April 13th, 2005


muse@bikerenews.com


I'm sure the Parrotheads among you recognize the title as one of Mr. Buffett's finer songs. Like the song says, "I took off for a weekend last month just to try and recall the whole year." Most people reflect on the past year around the Christmas / New Year holidays. I thought it was more appropriate to reflect on this past year on the anniversary of my "rebirth" into the motorcycle experience.

As JB's song suggests, I tried to reflect on a year's worth of riding. The basic stats show that I have traveled:

  • US 460 from Virginia Beach to Kentucky
  • US 58 from Tennessee to Virginia Beach
  • US 13 to Maryland and to North Carolina
  • US 17 from Winchester, VA and to North Carolina
  • US 360 to the Chesapeake Bay and to South Boston (via Richmond)
  • I-64 out to Staunton, VA
  • I-85 and I-95 up to Richmond
  • A bunch of other roads in Virginia and some in North Carolina

All of this traveling has put 9,000 miles on the Sabre. It is interesting how my perspective changed with experience. When I bought the bike, I thought I would be doing good to travel 6,000 miles a year. But, prior to the rash of bad weather, I thought I was on track for 12,000.

Unlike Jimmy, I wasn't able to "read departure signs" to remember where I'd been. But, I was able to retrace my memories by looking on a Virginia map I highlight after every major trip and by looking over my articles for Biker eNews. While the map is starting to look like the veins on my old legs and provides for a great wall poster, it is the articles that helped me recall what I was thinking about as I traveled those brightly colored Virginia roads.

As for the articles, I realize they are my own clumsy motorcycle diaries. When I ride more, I write more. When the weather slows my riding, the inspiration for my writing suffers. However, in retrospect I saw something more important in my writing. I am starting to realize a significant fact. I think I'm turning into a VIRGINIAN (a state resident, not the cowboy from Virginia working on a ranch in Wyoming).

If you haven't been in the military, you may not understand this. Despite having lived in Virginia for the last 11 years and off and on for 8 years prior to this I had never considered myself a Virginian. I was born in Kentucky, raised in North Carolina and spend the better part of 24 years in the Navy. For me, the Navy was where I lived and whatever state I was stationed in was just a geographic location. After all, how else could I explain living in all those floating communes for six months at a time with several hundred of my closest cohorts.

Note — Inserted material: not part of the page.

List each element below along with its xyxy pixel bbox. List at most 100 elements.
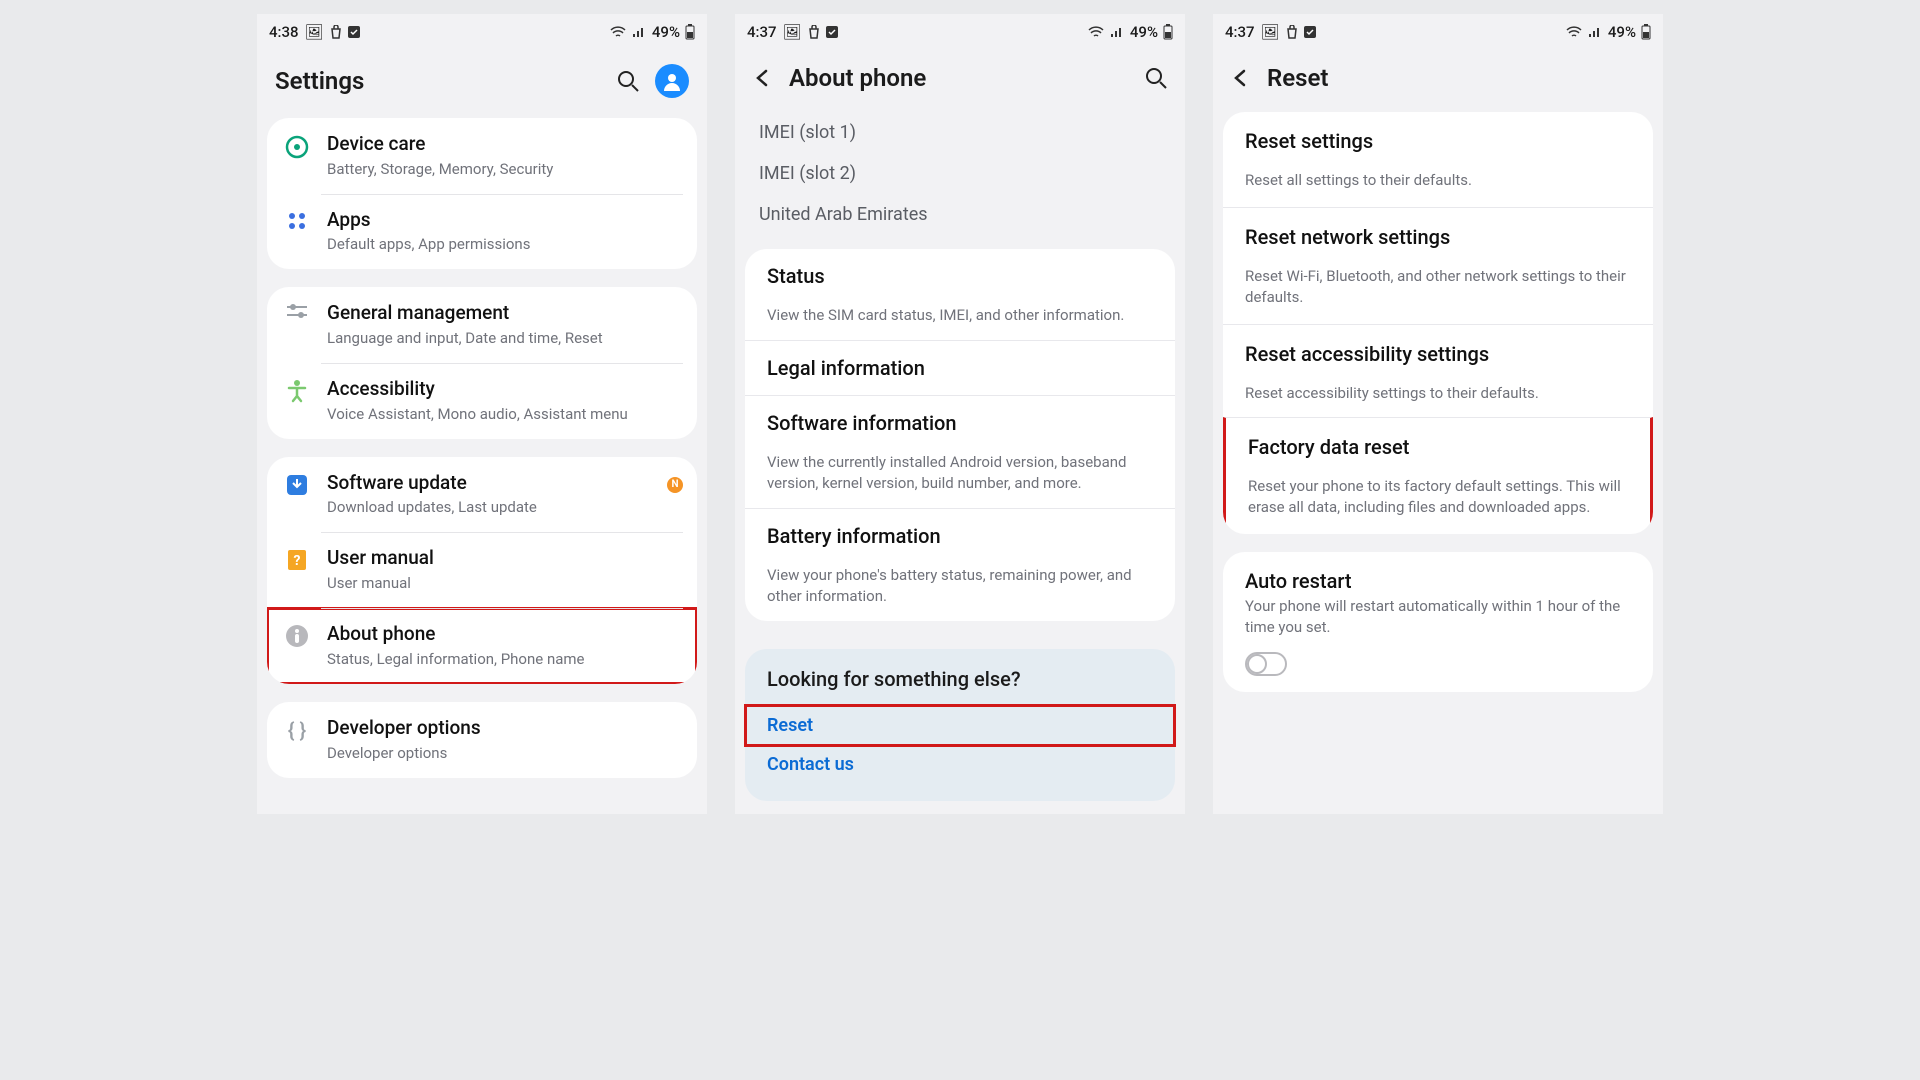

Now I'm not claiming full VIRGINIAN status. This is a transitional experience. I certainly don't have the grasp of state history that Joe can speak too. I haven't worked myself into the community like Karen and Laurie. I don't know the back roads and associated hazards like Phil. And I definitely can't remember when the Pembroke Mall area was still a cornfield and the City of Virginia Beach was inside a county called Princess Anne (like one of our "Senior" Biker eNews writers - You know who you are).

So what has me thinking I'm turning into a Virginian? Well, I have traveled the Bay Bridge filling my lungs with fresh salt air. I have seen both sides of the bay up to the Maryland border. I know that the Outer Banks really extend up to Virginia Beach whether North Carolina wants to admit it or not. I've been to the Shenandoah Valley and found a forgotten road whose quiet quality is invisible to those speeding up and down that massive six-lane highway called I-81. I chased US 460 through Central Virginia to learn that Blackstone, Farmville, Appomattox, and Bedford are not just names on the map. I've run along Virginia's real southern broader (US-58) for 600 miles to learn how big a state we have.

And, Oh Mama!!! I've been to the Heart of Appalachia and found two-wheel heaven. It was there that I woke in August to feel the cool morning air heavy with a quieting fog turn into a journey of three interwoven actors, the road, my bike, and me. It is a journey that continues eight months after I turned the bike off. I would like to go back to find out if I was dreaming, but I'm afraid that doing it again would spoil the memory.

It isn't just the scenery that has me considering this Virginian thing. I met a biker out in the western part of the state who thanked me for having been in the Navy. An anonymous rider welcomed me to his group ride as I rode up behind them on US-5. While stopped along side the road to get my camera out of my bag, a biker stopped to ask if I needed help. And whether you believe it or not, a cage driver stopped his car to help a bruised and embarrassed Biker eNews writer (I know who I am) pick up his bike after a temporary loss of focus.


How much longer until I become a real Virginian? I haven't figured that out. Like Jimmy, "I didn't ponder the question too long." A couple of weekends ago, I ran into some Biker eNews chums, and substituting coffee for the rum, we talked of things big and small. We confirmed that Mr. B was right about one thing, "With all of our running and all of our cunning, if we couldn't laugh, we would all go insane."

I don't know where this year is going to take me, but I understand Jimmy's philosophy, "Yesterday's over my shoulder so I can't look back for too long. There's too much to see waiting in front of me, and I know I just can't go wrong." See you at a Virginia Rest Area.